Although you would be forgiven for assuming it, Paul is not the third part in the so-called Cornetto trilogy of films by Simon Pegg and Nick Frost – following on from the similarly-styled Shaun of the Dead and Hot Fuzz. And that’s not such a bad thing really, because it does not quite live up to the standards of those other two movies, nor of the Director’s earlier effort, the excellent Superbad. Instead, this admittedly perfectly entertaining little sci-fi-tribute comedic road movie is a fun but flawed effort from the Frost/Pegg duo, lacking a certain spark from them. With Seth Rogen on scene-stealing form as the eponymous Paul, it’s still got plenty of funny moments and fans of all the above-mentioned movies will want to check it out – the quote factor will certainly keep film fanatics pretty entertained for the duration.

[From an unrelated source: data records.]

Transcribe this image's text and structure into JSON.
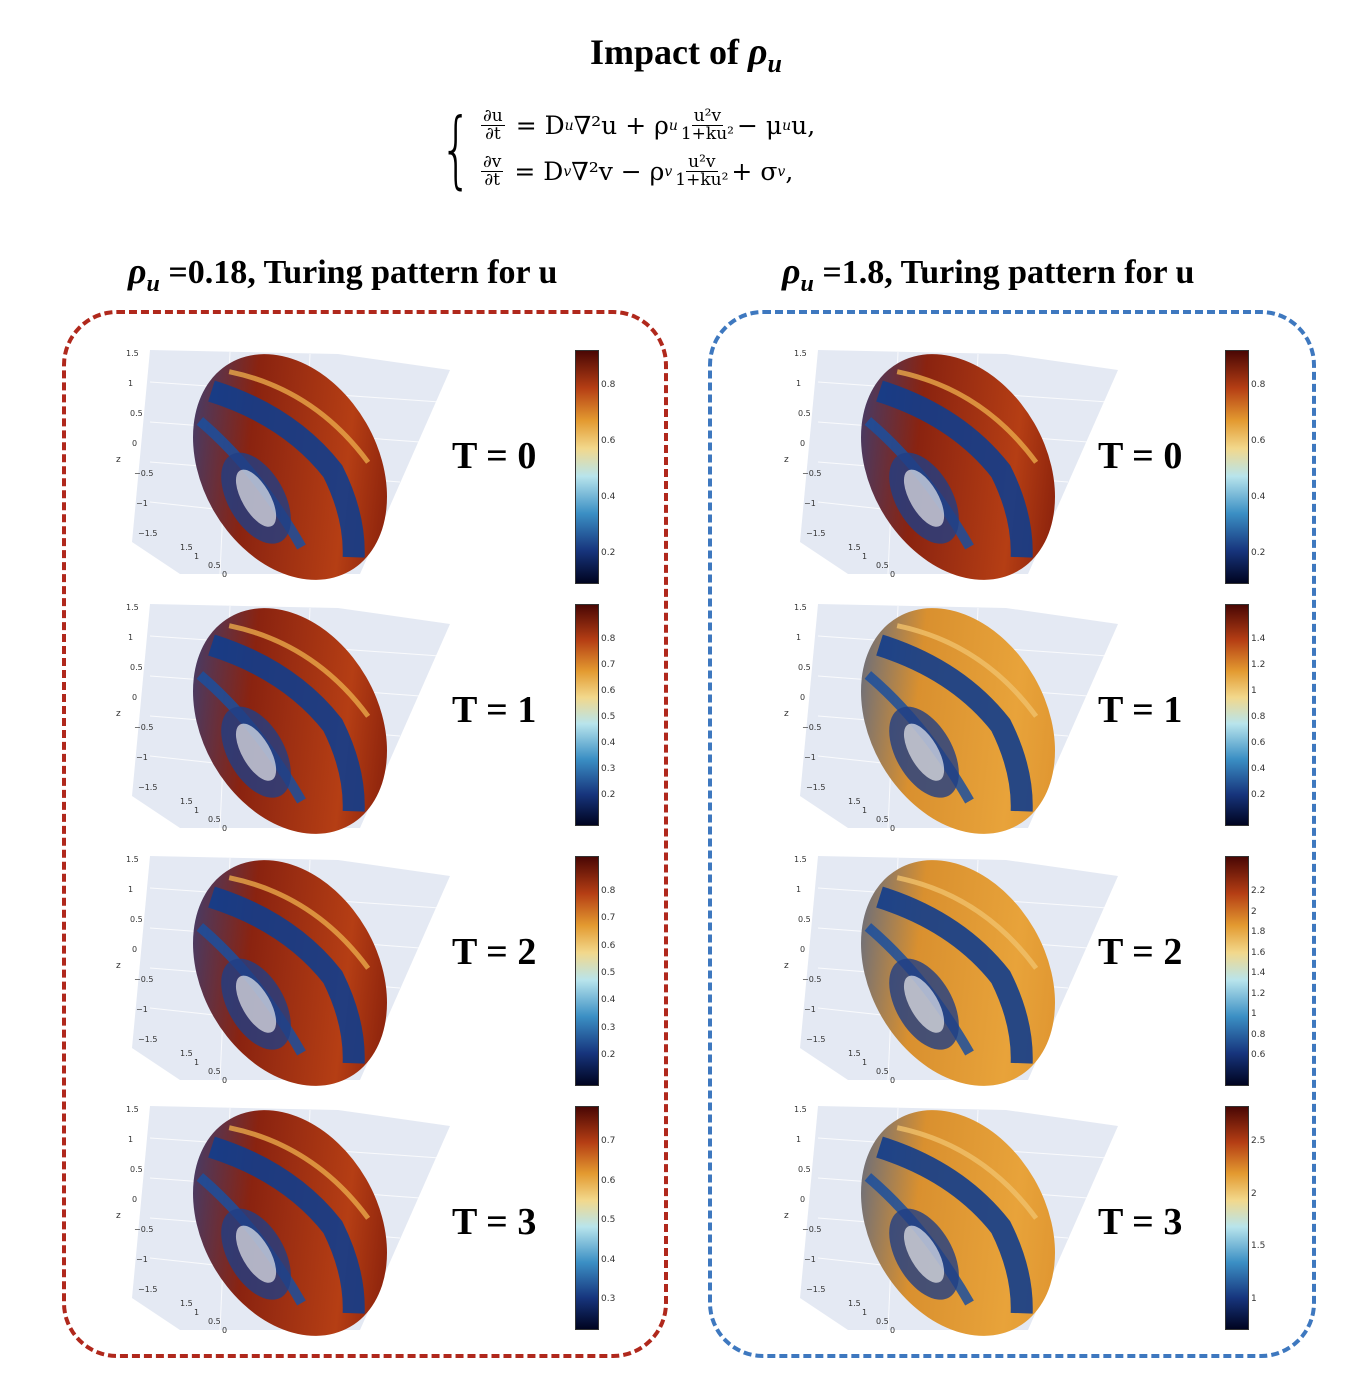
{
  "title": {
    "prefix": "Impact of ",
    "symbol": "ρ",
    "subscript": "u"
  },
  "equation": {
    "line1": {
      "lhs_num": "∂u",
      "lhs_den": "∂t",
      "rhs_a": "= D",
      "rhs_a_sub": "u",
      "rhs_b": "∇²u + ρ",
      "rhs_b_sub": "u",
      "frac_num": "u²v",
      "frac_den": "1+ku²",
      "rhs_c": "− μ",
      "rhs_c_sub": "u",
      "rhs_d": "u,"
    },
    "line2": {
      "lhs_num": "∂v",
      "lhs_den": "∂t",
      "rhs_a": "= D",
      "rhs_a_sub": "v",
      "rhs_b": "∇²v − ρ",
      "rhs_b_sub": "v",
      "frac_num": "u²v",
      "frac_den": "1+ku²",
      "rhs_c": "+ σ",
      "rhs_c_sub": "v",
      "rhs_d": ","
    }
  },
  "columns": [
    {
      "heading": {
        "symbol": "ρ",
        "subscript": "u",
        "text": " =0.18, Turing pattern for u"
      },
      "frame_color": "#b0281c",
      "panels": [
        {
          "time_label": "T = 0",
          "colorbar_ticks": [
            "0.8",
            "0.6",
            "0.4",
            "0.2"
          ]
        },
        {
          "time_label": "T = 1",
          "colorbar_ticks": [
            "0.8",
            "0.7",
            "0.6",
            "0.5",
            "0.4",
            "0.3",
            "0.2"
          ]
        },
        {
          "time_label": "T = 2",
          "colorbar_ticks": [
            "0.8",
            "0.7",
            "0.6",
            "0.5",
            "0.4",
            "0.3",
            "0.2"
          ]
        },
        {
          "time_label": "T = 3",
          "colorbar_ticks": [
            "0.7",
            "0.6",
            "0.5",
            "0.4",
            "0.3"
          ]
        }
      ]
    },
    {
      "heading": {
        "symbol": "ρ",
        "subscript": "u",
        "text": " =1.8, Turing pattern for u"
      },
      "frame_color": "#3e78bf",
      "panels": [
        {
          "time_label": "T = 0",
          "colorbar_ticks": [
            "0.8",
            "0.6",
            "0.4",
            "0.2"
          ]
        },
        {
          "time_label": "T = 1",
          "colorbar_ticks": [
            "1.4",
            "1.2",
            "1",
            "0.8",
            "0.6",
            "0.4",
            "0.2"
          ]
        },
        {
          "time_label": "T = 2",
          "colorbar_ticks": [
            "2.2",
            "2",
            "1.8",
            "1.6",
            "1.4",
            "1.2",
            "1",
            "0.8",
            "0.6"
          ]
        },
        {
          "time_label": "T = 3",
          "colorbar_ticks": [
            "2.5",
            "2",
            "1.5",
            "1"
          ]
        }
      ]
    }
  ],
  "axis": {
    "z_label": "z",
    "z_ticks": [
      "1.5",
      "1",
      "0.5",
      "0",
      "−0.5",
      "−1",
      "−1.5"
    ],
    "base_ticks": [
      "1.5",
      "1",
      "0.5",
      "0"
    ]
  }
}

On Region Free US Blu-ray we get the same excellent video and audio that the UK Triple Play Edition had; the same DVD and Digital Copy; the same plethora of reasonably decent extras; and the same choice to play either version of the movie: Theatrical or Unrated (there really is very little difference, however). I would certainly recommend a rental to fans of Pegg, Frost or similar work from this sub-genre, although many will likely find that it probably just about warrants a place alongside ‘Fuzz and ‘Shaun in their collection, so a blind buy should not leave you disappointed. It’s far from a bad movie, and really quite an enjoyable, funny one – just don’t expect it to be as good as their other collaborations.